Bisher wurden Verbote von Fall zu Fall aufgrund gerichtlicher Verurteilungen der Filmemacher oder manchmal auch inoffiziell verhängt. “Aber noch nie haben die Behörden über eine offizielle Liste gesprochen. Das markiert einen repressiven Wendepunkt”, sagt Bagheri.
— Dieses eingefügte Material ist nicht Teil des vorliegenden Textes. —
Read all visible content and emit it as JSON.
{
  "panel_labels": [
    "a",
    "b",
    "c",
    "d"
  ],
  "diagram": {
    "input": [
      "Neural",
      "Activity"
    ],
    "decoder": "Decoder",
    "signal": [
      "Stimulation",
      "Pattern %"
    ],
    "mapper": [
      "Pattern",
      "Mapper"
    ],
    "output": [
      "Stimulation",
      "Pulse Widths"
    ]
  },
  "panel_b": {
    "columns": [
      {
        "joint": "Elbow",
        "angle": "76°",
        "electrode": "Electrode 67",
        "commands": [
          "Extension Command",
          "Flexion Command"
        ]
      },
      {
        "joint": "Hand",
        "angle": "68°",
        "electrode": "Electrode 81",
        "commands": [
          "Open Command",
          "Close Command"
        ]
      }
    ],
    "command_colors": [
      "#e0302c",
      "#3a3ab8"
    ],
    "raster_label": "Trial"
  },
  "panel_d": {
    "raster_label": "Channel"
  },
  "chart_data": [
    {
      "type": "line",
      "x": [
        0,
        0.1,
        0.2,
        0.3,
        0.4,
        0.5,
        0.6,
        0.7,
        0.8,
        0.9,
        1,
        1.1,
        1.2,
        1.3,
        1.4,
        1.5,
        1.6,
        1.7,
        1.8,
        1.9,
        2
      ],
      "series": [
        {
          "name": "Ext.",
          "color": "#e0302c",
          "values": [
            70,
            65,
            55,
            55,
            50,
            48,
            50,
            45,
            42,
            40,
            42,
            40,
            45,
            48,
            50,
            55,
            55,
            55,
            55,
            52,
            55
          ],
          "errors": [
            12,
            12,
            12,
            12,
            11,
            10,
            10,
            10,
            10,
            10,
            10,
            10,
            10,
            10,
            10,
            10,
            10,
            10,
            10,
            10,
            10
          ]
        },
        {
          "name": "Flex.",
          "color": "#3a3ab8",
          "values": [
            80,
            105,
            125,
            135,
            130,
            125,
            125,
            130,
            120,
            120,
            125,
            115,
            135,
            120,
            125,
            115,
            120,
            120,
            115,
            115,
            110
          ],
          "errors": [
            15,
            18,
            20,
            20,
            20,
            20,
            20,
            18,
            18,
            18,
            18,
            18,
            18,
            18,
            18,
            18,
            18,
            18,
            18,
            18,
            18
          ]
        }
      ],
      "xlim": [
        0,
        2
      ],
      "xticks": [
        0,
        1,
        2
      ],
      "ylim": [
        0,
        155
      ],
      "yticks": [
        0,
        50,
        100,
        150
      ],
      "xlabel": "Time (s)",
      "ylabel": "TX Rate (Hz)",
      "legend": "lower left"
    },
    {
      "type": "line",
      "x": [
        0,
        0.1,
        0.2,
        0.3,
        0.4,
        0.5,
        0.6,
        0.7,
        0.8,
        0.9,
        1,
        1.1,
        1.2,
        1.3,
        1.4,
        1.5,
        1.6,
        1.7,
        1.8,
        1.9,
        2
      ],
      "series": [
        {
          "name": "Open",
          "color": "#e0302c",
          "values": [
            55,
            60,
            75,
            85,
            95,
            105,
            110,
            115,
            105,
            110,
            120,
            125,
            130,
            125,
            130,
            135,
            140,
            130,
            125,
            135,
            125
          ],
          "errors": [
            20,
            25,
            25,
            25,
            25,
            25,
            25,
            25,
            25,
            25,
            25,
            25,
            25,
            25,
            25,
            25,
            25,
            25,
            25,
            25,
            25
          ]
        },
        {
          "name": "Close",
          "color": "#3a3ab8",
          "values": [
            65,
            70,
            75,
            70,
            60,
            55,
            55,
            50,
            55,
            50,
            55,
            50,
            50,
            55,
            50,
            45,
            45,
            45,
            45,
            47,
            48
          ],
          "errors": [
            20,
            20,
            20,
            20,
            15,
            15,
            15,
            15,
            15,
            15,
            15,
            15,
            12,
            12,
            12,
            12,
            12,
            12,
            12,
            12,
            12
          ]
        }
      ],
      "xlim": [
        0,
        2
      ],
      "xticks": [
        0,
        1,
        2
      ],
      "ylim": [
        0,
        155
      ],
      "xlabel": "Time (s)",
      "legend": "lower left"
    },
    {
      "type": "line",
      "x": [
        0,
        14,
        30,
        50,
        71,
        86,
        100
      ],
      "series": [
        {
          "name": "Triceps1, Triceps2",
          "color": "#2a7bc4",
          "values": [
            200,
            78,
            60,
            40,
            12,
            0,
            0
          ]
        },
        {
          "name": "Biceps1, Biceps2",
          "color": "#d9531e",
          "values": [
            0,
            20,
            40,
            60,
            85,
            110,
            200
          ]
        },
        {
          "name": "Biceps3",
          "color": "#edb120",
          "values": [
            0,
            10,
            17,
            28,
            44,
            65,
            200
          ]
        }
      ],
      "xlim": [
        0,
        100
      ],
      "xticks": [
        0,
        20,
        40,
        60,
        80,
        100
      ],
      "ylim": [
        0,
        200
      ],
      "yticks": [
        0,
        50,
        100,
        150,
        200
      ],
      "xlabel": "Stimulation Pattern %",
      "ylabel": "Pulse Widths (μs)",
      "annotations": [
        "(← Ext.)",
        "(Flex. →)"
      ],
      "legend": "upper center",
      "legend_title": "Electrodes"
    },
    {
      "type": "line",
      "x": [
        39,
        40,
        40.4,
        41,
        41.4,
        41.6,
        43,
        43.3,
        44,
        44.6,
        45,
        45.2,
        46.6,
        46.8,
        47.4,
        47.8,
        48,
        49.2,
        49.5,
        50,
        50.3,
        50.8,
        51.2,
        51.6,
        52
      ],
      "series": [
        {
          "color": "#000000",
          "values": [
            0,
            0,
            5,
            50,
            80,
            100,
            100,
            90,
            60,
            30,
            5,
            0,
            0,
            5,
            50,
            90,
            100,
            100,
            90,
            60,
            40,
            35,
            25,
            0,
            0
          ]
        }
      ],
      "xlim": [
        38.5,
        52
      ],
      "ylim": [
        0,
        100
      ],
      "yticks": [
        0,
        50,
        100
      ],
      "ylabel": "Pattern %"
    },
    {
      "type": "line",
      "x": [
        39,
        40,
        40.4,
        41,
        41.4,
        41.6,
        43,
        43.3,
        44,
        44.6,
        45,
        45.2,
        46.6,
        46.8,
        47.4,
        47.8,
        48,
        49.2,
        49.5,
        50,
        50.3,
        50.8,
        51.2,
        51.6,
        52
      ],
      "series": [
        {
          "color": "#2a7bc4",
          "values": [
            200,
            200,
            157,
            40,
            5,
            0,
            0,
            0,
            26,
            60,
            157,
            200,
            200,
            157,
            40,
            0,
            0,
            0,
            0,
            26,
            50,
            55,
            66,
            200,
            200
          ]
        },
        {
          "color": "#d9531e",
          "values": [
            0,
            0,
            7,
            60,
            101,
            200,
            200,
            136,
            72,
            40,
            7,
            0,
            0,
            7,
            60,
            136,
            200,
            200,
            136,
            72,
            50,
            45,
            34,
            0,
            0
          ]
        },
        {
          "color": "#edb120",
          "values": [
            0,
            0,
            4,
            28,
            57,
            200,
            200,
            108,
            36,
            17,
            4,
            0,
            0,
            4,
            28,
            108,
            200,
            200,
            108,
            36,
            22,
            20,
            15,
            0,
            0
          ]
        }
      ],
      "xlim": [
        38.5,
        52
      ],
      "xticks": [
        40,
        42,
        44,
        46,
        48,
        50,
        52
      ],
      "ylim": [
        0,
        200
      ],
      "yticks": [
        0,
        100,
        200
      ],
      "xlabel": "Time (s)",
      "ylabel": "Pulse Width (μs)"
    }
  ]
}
Die Ankunft von Ebrahim Raisi, einem ultrakonservativen Geistlichen, der im Juni 2021 zum Präsidenten gewählt wurde, hat viel damit zu tun. „Die Kulturgemeinschaft wusste, dass die Repressionsmaßnahmen zunehmen würden, sobald die ultrakonservative Regierung an der Macht wäre. Das erinnert an die dunkelsten Stunden der Ära Mahmud Ahmadinedschad (2005-2013), in der viele Dokumentarfilmer festgenommen wurden.“

Eine filmische Reflexion einer Gesellschaft am Rande der Implosion

Auch die Beziehungen zwischen den Behörden und iranischen Filmemachern sind angespannt, weil das Land derzeit mit hoher Inflation eine der schwersten Wirtschaftskrisen seiner Geschichte erlebt. Iraner protestierten im Juni massenhaft und beschuldigten die Behörden der Inkompetenz und Korruption in der Stadt Abadan, nachdem ein Gebäude eingestürzt war.

“Die iranische Gesellschaft ist immer lautstarker und mutiger geworden”, sagt Bagheri. „Aber die Arbeit dieser Welle von Regisseuren, die eine Form des ‚sozialen Kinos‘ darstellen, spiegelt die Missstände der Gesellschaft wider. Sie sind einfach ein Spiegelbild dieser Wut.“

Filmemacher solidarisieren sich nun mit den Demonstranten. Etwa 100 führende iranische Persönlichkeiten, darunter Panahi, Rasoulof und viele Künstler, unterzeichneten im Juni einen Brief, in dem sie die Behörden aufforderten, angesichts der Abadan-Proteste „die Waffen niederzulegen“.

Dies ist einer der Gründe, die die Behörden für die jüngsten Festnahmen nennen. „Einige Menschen stehen immer noch unter Druck und werden zur Rechenschaft gezogen. Sie werden aufgefordert, ihre Unterstützung für die Petition öffentlich zurückzuziehen“, sagt Bagheri. Allerdings hat noch keiner von ihnen zugestimmt.

Dieser Artikel ist eine Übersetzung des Originals ins Französische.